Design/methodology/approach
To address our research questions, we take into account the distance between cantons (Ecuador’s own administrative distribution) by adopting a spatial autoregressive (SAR) model. To this end, a database will be constructed with macroeconomic information about the country, broken down by canton (administrative division of Ecuador), and in a 2019 cross section, with a total of 1,331 microcredit operations in all 221 of Ecuador’s cantons.
Findings
We find a positive effect of microcredit on these neighbouring regions in terms of wealth generation.

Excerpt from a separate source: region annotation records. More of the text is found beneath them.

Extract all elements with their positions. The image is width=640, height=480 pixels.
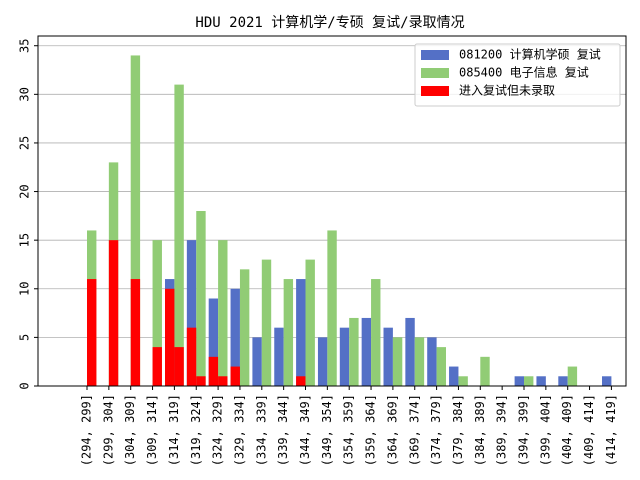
legend-box — [414, 43, 621, 107]
x-tick-label: (299, 304] — [101, 394, 115, 466]
x-tick-label: (409, 414] — [582, 394, 596, 466]
plot-frame — [37, 35, 627, 387]
bar-085400 — [261, 259, 272, 386]
x-tick-label: (414, 419] — [604, 394, 618, 466]
legend-swatch — [421, 50, 449, 60]
bar-not-admitted-081200 — [186, 327, 197, 386]
axes — [37, 35, 627, 387]
x-tick-label: (364, 369] — [385, 394, 399, 466]
bar-085400 — [327, 230, 337, 386]
y-tick-label: 30 — [18, 87, 32, 101]
legend-label: 进入复试但未录取 — [459, 83, 555, 98]
bar-not-admitted-081200 — [208, 356, 219, 386]
x-tick-label: (394, 399] — [517, 394, 531, 466]
bar-081200 — [208, 298, 219, 386]
bar-081200 — [230, 288, 240, 386]
x-tick-label: (389, 394] — [495, 394, 509, 466]
y-tick-label: 10 — [18, 282, 32, 296]
x-tick-label: (404, 409] — [560, 394, 574, 466]
x-axis-ticks: (294, 299] (299, 304] (304, 309] (309, 314]… — [80, 386, 618, 466]
x-tick-label: (309, 314] — [145, 394, 159, 466]
bar-not-admitted-085400 — [130, 279, 141, 386]
x-tick-label: (314, 319] — [167, 394, 181, 466]
bar-085400 — [130, 55, 141, 386]
y-tick-label: 25 — [18, 136, 32, 150]
bar-085400 — [458, 376, 468, 386]
bar-085400 — [414, 337, 425, 386]
bar-085400 — [436, 347, 446, 386]
legend-label: 085400 电子信息 复试 — [459, 65, 589, 80]
x-tick-label: (359, 364] — [364, 394, 378, 466]
legend-swatch — [421, 86, 449, 96]
bar-085400 — [392, 337, 403, 386]
y-tick-label: 35 — [18, 38, 32, 52]
x-tick-label: (324, 329] — [211, 394, 225, 466]
bar-081200 — [536, 376, 546, 386]
bars — [87, 55, 612, 386]
bar-085400 — [349, 317, 359, 386]
bar-not-admitted-081200 — [230, 366, 240, 386]
bar-081200 — [252, 337, 262, 386]
bar-081200 — [339, 327, 350, 386]
x-tick-label: (374, 379] — [429, 394, 443, 466]
bar-085400 — [239, 269, 250, 386]
x-tick-label: (304, 309] — [123, 394, 137, 466]
legend-label: 081200 计算机学硕 复试 — [459, 47, 601, 62]
y-tick-label: 5 — [18, 334, 32, 341]
x-tick-label: (369, 374] — [407, 394, 421, 466]
x-tick-label: (379, 384] — [451, 394, 465, 466]
y-tick-label: 15 — [18, 233, 32, 247]
bar-081200 — [514, 376, 524, 386]
x-tick-label: (399, 404] — [538, 394, 552, 466]
x-tick-label: (349, 354] — [320, 394, 334, 466]
bar-not-admitted-085400 — [152, 347, 162, 386]
chart-title: HDU 2021 计算机学/专硕 复试/录取情况 — [195, 14, 464, 31]
bar-085400 — [524, 376, 534, 386]
x-tick-label: (339, 344] — [276, 394, 290, 466]
bar-081200 — [558, 376, 568, 386]
x-tick-label: (334, 339] — [254, 394, 268, 466]
bar-not-admitted-085400 — [218, 376, 228, 386]
bar-085400 — [567, 366, 578, 386]
y-tick-label: 20 — [18, 184, 32, 198]
y-axis-ticks: 0 5 10 15 20 25 30 35 — [18, 38, 38, 390]
bar-081200 — [602, 376, 612, 386]
bar-085400 — [305, 259, 315, 386]
bar-not-admitted-085400 — [108, 240, 119, 386]
bar-081200 — [361, 317, 372, 386]
x-tick-label: (344, 349] — [298, 394, 312, 466]
bar-085400 — [283, 279, 294, 386]
bar-not-admitted-085400 — [196, 376, 206, 386]
x-tick-label: (354, 359] — [342, 394, 356, 466]
bar-085400 — [218, 240, 228, 386]
bar-081200 — [449, 366, 459, 386]
x-tick-label: (384, 389] — [473, 394, 487, 466]
bar-not-admitted-081200 — [165, 288, 175, 386]
bar-081200 — [296, 279, 306, 386]
bar-081200 — [427, 337, 437, 386]
bar-081200 — [317, 337, 328, 386]
bar-not-admitted-085400 — [174, 347, 184, 386]
legend-swatch — [421, 68, 449, 78]
bar-not-admitted-081200 — [296, 376, 306, 386]
bar-085400 — [152, 240, 162, 386]
x-tick-label: (294, 299] — [80, 394, 94, 466]
bar-081200 — [274, 327, 284, 386]
bar-085400 — [196, 211, 206, 386]
bar-085400 — [480, 356, 490, 386]
bar-081200 — [383, 327, 393, 386]
bar-081200 — [186, 240, 197, 386]
x-tick-label: (319, 324] — [189, 394, 203, 466]
bar-081200 — [405, 317, 415, 386]
bar-085400 — [174, 84, 184, 386]
y-tick-label: 0 — [18, 382, 32, 389]
x-tick-label: (329, 334] — [232, 394, 246, 466]
bar-085400 — [371, 279, 381, 386]
bar-not-admitted-085400 — [87, 279, 97, 386]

Research limitations/implications
We acknowledge that this study is limited to Ecuadorian cantons. Nonetheless, it is crucial to emphasize that focussing on an under-represented developing country like Ecuador adds significant value to the research.
Practical implications
Facilitating access to microcredit is one of the main solutions to address the goals proposed in the sustainable development goals (SDGs).
Social implications
Microcredit activity contributes to the creation of value and wealth in Ecuador, exerting a spillover effect in neighbouring areas that can generate positive multiplier effects and alleviate poverty. For all of the above reasons, our proposal for the country is to support and promote microcredit as one of the main solutions to address the goals proposed in the SDGs.
Originality/value
The novelty of this study lies in the use of spatial econometrics to observe the indirect effects of microcredit on the regions bordering the canton in which it was issued, thus examining the spatial effects of microcredit on wealth distribution.